Clinical trial results showed that molnupiravir reduced hospitalizations and deaths significantly in people recently infected with SARS-CoV-2. Both phase 2 and 3 trials — one of them led by Fischer at the UNC Medical Center — revealed that patients who took the drug at their first sign of COVID-19 symptoms had a quicker reduction in virus levels than those in a placebo group. After five days, tests were unable to detect infectious virus in volunteers who took 800mg of molnupiravir twice a day. The percentage of patients with adverse effects was similar in each group, whether patients received the drug or the placebo.
“The reduction in infectious virus in the nose of individuals who received molnupiravir has important implications for both preventing the progression to severe disease and potentially transmission,” Fischer says. “This is a key complement to our current vaccines and monoclonal antibody treatments because it allows us to treat people as early as possible, which is critical to stopping the virus.”
Fischer says it’s important to note that 14% of people in the placebo arm of the study were hospitalized and/or died.
New hope for COVID-19 treatments
Pfizer’s paxlovid treatment blocks the production of a viral enzyme that the coronavirus needs to multiply. It’s the same method used in HIV and hepatitis C drugs.
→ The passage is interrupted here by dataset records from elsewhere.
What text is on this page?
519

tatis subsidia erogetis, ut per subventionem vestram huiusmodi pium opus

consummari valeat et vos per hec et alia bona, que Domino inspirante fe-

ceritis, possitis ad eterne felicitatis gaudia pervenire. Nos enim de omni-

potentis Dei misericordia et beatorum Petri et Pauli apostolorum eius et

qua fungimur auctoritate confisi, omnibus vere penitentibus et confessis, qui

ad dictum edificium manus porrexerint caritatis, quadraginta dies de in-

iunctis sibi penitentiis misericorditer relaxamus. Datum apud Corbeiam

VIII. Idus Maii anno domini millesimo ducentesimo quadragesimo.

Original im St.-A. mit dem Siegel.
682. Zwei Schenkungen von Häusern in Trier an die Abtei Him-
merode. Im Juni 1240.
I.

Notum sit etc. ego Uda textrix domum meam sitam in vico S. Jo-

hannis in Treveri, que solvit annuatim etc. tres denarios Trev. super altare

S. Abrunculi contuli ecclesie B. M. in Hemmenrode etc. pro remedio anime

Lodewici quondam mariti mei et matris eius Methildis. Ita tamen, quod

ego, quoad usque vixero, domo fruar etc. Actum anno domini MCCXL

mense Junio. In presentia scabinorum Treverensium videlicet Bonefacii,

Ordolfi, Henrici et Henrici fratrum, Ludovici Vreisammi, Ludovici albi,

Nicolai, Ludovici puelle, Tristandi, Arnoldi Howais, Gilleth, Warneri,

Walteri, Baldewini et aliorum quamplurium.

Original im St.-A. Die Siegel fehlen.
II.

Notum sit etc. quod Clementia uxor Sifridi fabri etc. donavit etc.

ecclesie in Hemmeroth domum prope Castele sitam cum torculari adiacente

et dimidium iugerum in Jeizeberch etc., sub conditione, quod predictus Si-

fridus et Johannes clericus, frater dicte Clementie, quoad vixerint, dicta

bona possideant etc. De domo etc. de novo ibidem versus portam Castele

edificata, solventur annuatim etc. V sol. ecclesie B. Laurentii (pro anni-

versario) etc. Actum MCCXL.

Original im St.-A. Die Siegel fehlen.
Pfizer released data in early November 2021 showing that the drug reduced hospitalization and risk of death by 89%. About 7% of patients in the placebo arm were hospitalized and/or died. The company says the occurrence of side effects was similar between patients who received the drug and those who received the placebo.
The Ridgeback/Merck and Pfizer pills followed different clinical trial parameters, so comparing data results is not easy. Also, real-world efficacy often does not perfectly mirror clinical trial results. Still, each pill shows more promise based on gold standard randomized double-blind clinical trials for antiviral effects than any treatment to date, aside from monoclonal antibodies.
“What’s really exciting is that we now have potentially two oral therapies that work differently to fight against this virus,” Fischer says. “This will be important if case resistance develops to one of them or if these medications are allowed for different patient populations.”